The city officially unveiled five local standards for the centralized supervision of imported cold chain products recently. The standards will be implemented starting May 1, sources from the Shenzhen Market Supervision and Regulation Bureau said.
Since Aug. 18 last year, Shenzhen has taken the lead in using a centralized supervisory warehouse for imported cold chain foods in a bid to strengthen supervision, curb the risk of COVID-19 infections and ensure smooth and efficient delivery of goods. All frozen and chilled meat and aquatic products imported through Shenzhen are required to pass through the new warehouse and undergo packaging disinfection as well as nucleic acid tests. The whole process involving the transport, storage and sales of imported frozen foods will also be traced.
Data from the administration showed that by April 20, the warehouse had carried out random inspections on 74,990 batches and conducted nucleic acid tests on 447,523 samples. Among them, 83 samples tested positive for COVID-19. A total of 63 batches of imported frozen meat that had tested positive — involving 29 shipping containers and 18,401 packages of frozen meat — were intercepted.

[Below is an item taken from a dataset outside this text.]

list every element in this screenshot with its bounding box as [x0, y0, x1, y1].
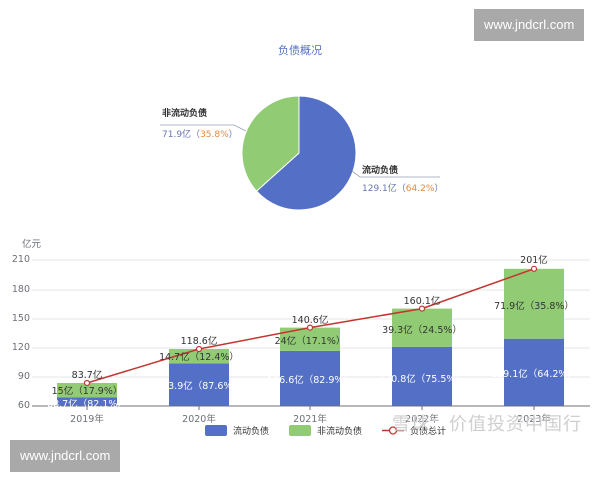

According to the administration, the five local standards for centralized supervisory warehouses are urgently needed for COVID-19 prevention and control.
The local standards standardize the whole process of centralized supervision of the warehouse from storage, loading and unloading to disinfection and sampling inspections. The standards ensure a smooth and efficient process. Shenzhen’s successful practices have been studied and adopted by other cities around the nation. Many provinces and cities sent officials to Shenzhen’s centralized supervisory warehouse to learn. The market supervision authorities also plan to share their experiences and promote the practices in more regions and municipalities in China.